Reputation: 41
I'm trying to create query in spark using scala language, the data is available in cassandra database as a table. In Cassandra table i have two keys, 1) Primary Key 2) Partition Key
Cassandra DDL will be something like this:
CREATE TABLE A.B (
id1 text,
id2 text,
timing timestamp,
value float,
PRIMARY KEY ((id1, id2), timing)
) WITH CLUSTERING ORDER BY (timing DESC)
My Spark Programming:
val conf = new SparkConf(true).set("spark.cassandra.connection.host","192.168.xx.xxx").set("spark.cassandra.auth.username","test").set("spark.cassandra.auth.password","test")
val sc = new SparkContext(conf)
var ctable = sc.cassandraTable("A", "B").select("id1","id2","timing","value").where("id1=?","1001")
When i query the same for "value" I'm obtaining the result, but when i query for id1 or id2 i'm receiving an error.
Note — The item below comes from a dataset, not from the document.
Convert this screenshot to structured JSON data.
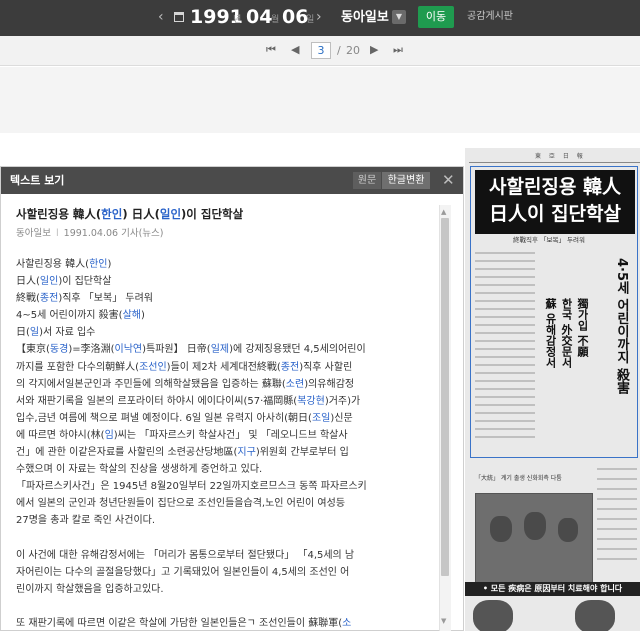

Error Obtained: java.lang.UnsupportedOperationException: Partition key predicate must include all partition key columns or partition key columns need to be indexed. Missing columns: id2
I'm Using spark-2.2.0-bin-hadoop2.7, Cassandra 3.9, scala 2.11.8.
Thanks in advance.
Upvotes: 2
Views: 608
Reputation: 41
The Output i required was obtained by using following program.
val conf = new SparkConf(true).set("spark.cassandra.connection.host","192.168.xx.xxx").set("spark.cassandra.auth.username","test").set("spark.cassandra.auth.password","test")
val sc = new SparkContext(conf)
var ctable = sc.cassandraTable("A", "B").select("id1","id2","timing","value").where("id1=?","1001").where("id2=?","1002")
This is how we can access to partition key in cassandra database through Spark.
Upvotes: 1